Secretaria de Saúde prestou contas na Câmara Municipal



A Câmara Municipal de Curitiba (CMC) promoveu, nesta terça-feira (27), a segunda audiência pública do ano para que a Secretaria Municipal da Saúde (SMS) pudesse prestar contas ao Legislativo e à população sobre como tem sido a gestão do SUS na capital. Os números apresentados foram referentes ao segundo quadrimestre de 2022. Porém, no debate, o piso salarial da enfermagem e o repasse de verbas para os hospitais conveniados.

O piso nacional da enfermagem – que garante o pagamento mínimo de R$ 4.750 para enfermeiros, R$ 3.325 para técnicos de enfermagem e R$ 2.375 para auxiliares de enfermagem e parteiras – foi suspenso pelo Supremo Tribunal Federal (STF) por 60 dias devido à falta de fonte de recursos. A nova remuneração, considerada justa pelos vereadores, tem sido alvo de preocupações desde o começo deste mês, e o impacto financeiro para Curitiba foi alvo de indagações feitas à secretária municipal da Saúde, Beatriz Battistela Nadas.
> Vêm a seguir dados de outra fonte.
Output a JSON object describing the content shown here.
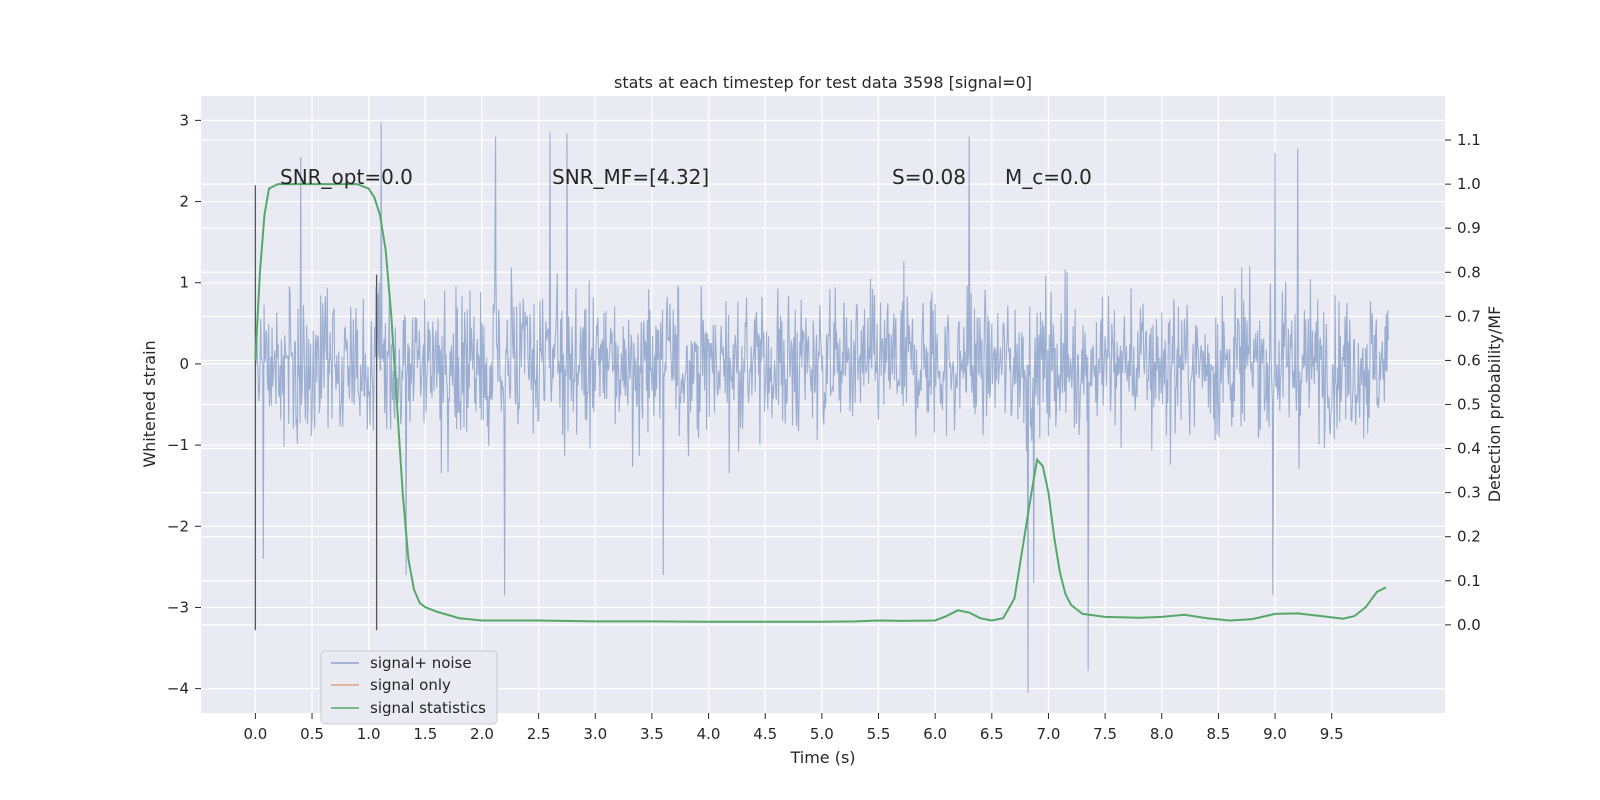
{
  "chart_data": {
    "type": "line",
    "title": "stats at each timestep for test data 3598 [signal=0]",
    "xlabel": "Time (s)",
    "ylabel": "Whitened strain",
    "y2label": "Detection probability/MF",
    "xlim": [
      -0.48,
      10.5
    ],
    "ylim": [
      -4.3,
      3.3
    ],
    "y2lim": [
      -0.2,
      1.2
    ],
    "xticks": [
      0.0,
      0.5,
      1.0,
      1.5,
      2.0,
      2.5,
      3.0,
      3.5,
      4.0,
      4.5,
      5.0,
      5.5,
      6.0,
      6.5,
      7.0,
      7.5,
      8.0,
      8.5,
      9.0,
      9.5
    ],
    "xtick_labels": [
      "0.0",
      "0.5",
      "1.0",
      "1.5",
      "2.0",
      "2.5",
      "3.0",
      "3.5",
      "4.0",
      "4.5",
      "5.0",
      "5.5",
      "6.0",
      "6.5",
      "7.0",
      "7.5",
      "8.0",
      "8.5",
      "9.0",
      "9.5"
    ],
    "yticks": [
      3,
      2,
      1,
      0,
      -1,
      -2,
      -3,
      -4
    ],
    "ytick_labels": [
      "3",
      "2",
      "1",
      "0",
      "−1",
      "−2",
      "−3",
      "−4"
    ],
    "y2ticks": [
      1.1,
      1.0,
      0.9,
      0.8,
      0.7,
      0.6,
      0.5,
      0.4,
      0.3,
      0.2,
      0.1,
      0.0
    ],
    "y2tick_labels": [
      "1.1",
      "1.0",
      "0.9",
      "0.8",
      "0.7",
      "0.6",
      "0.5",
      "0.4",
      "0.3",
      "0.2",
      "0.1",
      "0.0"
    ],
    "grid": true,
    "legend_position": "lower-left",
    "annotations": [
      "SNR_opt=0.0",
      "SNR_MF=[4.32]",
      "S=0.08",
      "M_c=0.0"
    ],
    "vertical_markers": [
      {
        "x": 0.0,
        "y_range": [
          -3.28,
          2.2
        ]
      },
      {
        "x": 1.07,
        "y_range": [
          -3.28,
          1.1
        ]
      }
    ],
    "series": [
      {
        "name": "signal+ noise",
        "color": "#4c72b0",
        "envelope": {
          "x_range": [
            0.0,
            10.0
          ],
          "typical_range": [
            -1.8,
            1.5
          ],
          "max": 2.97,
          "min": -4.05
        },
        "spikes": [
          {
            "x": 1.11,
            "y": 2.97
          },
          {
            "x": 2.12,
            "y": 2.8
          },
          {
            "x": 2.6,
            "y": 2.85
          },
          {
            "x": 2.75,
            "y": 2.84
          },
          {
            "x": 6.3,
            "y": 2.8
          },
          {
            "x": 9.0,
            "y": 2.6
          },
          {
            "x": 9.2,
            "y": 2.65
          },
          {
            "x": 0.4,
            "y": 2.55
          },
          {
            "x": 6.82,
            "y": -4.05
          },
          {
            "x": 7.35,
            "y": -3.78
          },
          {
            "x": 2.2,
            "y": -2.85
          },
          {
            "x": 8.98,
            "y": -2.85
          },
          {
            "x": 1.33,
            "y": -2.6
          },
          {
            "x": 0.07,
            "y": -2.4
          },
          {
            "x": 6.87,
            "y": -2.7
          },
          {
            "x": 3.6,
            "y": -2.6
          }
        ]
      },
      {
        "name": "signal only",
        "color": "#dd8452",
        "x": [],
        "y": []
      },
      {
        "name": "signal statistics",
        "color": "#55a868",
        "axis": "right",
        "x": [
          0.0,
          0.04,
          0.08,
          0.12,
          0.2,
          0.3,
          0.5,
          0.7,
          0.9,
          1.0,
          1.05,
          1.1,
          1.15,
          1.2,
          1.25,
          1.3,
          1.35,
          1.4,
          1.45,
          1.5,
          1.6,
          1.8,
          2.0,
          2.5,
          3.0,
          3.5,
          4.0,
          4.5,
          5.0,
          5.3,
          5.5,
          5.7,
          6.0,
          6.1,
          6.2,
          6.3,
          6.4,
          6.5,
          6.6,
          6.7,
          6.8,
          6.85,
          6.9,
          6.95,
          7.0,
          7.05,
          7.1,
          7.15,
          7.2,
          7.3,
          7.5,
          7.8,
          8.0,
          8.2,
          8.4,
          8.6,
          8.8,
          9.0,
          9.2,
          9.4,
          9.6,
          9.7,
          9.8,
          9.9,
          9.98
        ],
        "y": [
          0.6,
          0.8,
          0.93,
          0.99,
          1.0,
          1.0,
          1.0,
          1.0,
          1.0,
          0.99,
          0.97,
          0.93,
          0.85,
          0.7,
          0.5,
          0.3,
          0.15,
          0.08,
          0.05,
          0.04,
          0.03,
          0.015,
          0.01,
          0.01,
          0.008,
          0.008,
          0.007,
          0.007,
          0.007,
          0.008,
          0.01,
          0.009,
          0.01,
          0.02,
          0.033,
          0.028,
          0.015,
          0.01,
          0.015,
          0.06,
          0.22,
          0.3,
          0.375,
          0.36,
          0.3,
          0.2,
          0.12,
          0.07,
          0.045,
          0.025,
          0.018,
          0.016,
          0.018,
          0.023,
          0.015,
          0.01,
          0.013,
          0.025,
          0.026,
          0.02,
          0.014,
          0.02,
          0.04,
          0.075,
          0.085
        ]
      }
    ]
  }
}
A gestora do SUS concordou que o piso nacional da categoria é “justo e adequado”, mas analisou que sua aplicação – em Curitiba e todo o território nacional – “carece da indicação de fontes de financiamento”. A secretária explicou que Curitiba precisará aportar R$ 215 milhões para garantir o pagamento do piso a enfermeiros, técnicos, auxiliares e parteiras, que atuam no SUS – na rede própria do Município e na conveniada.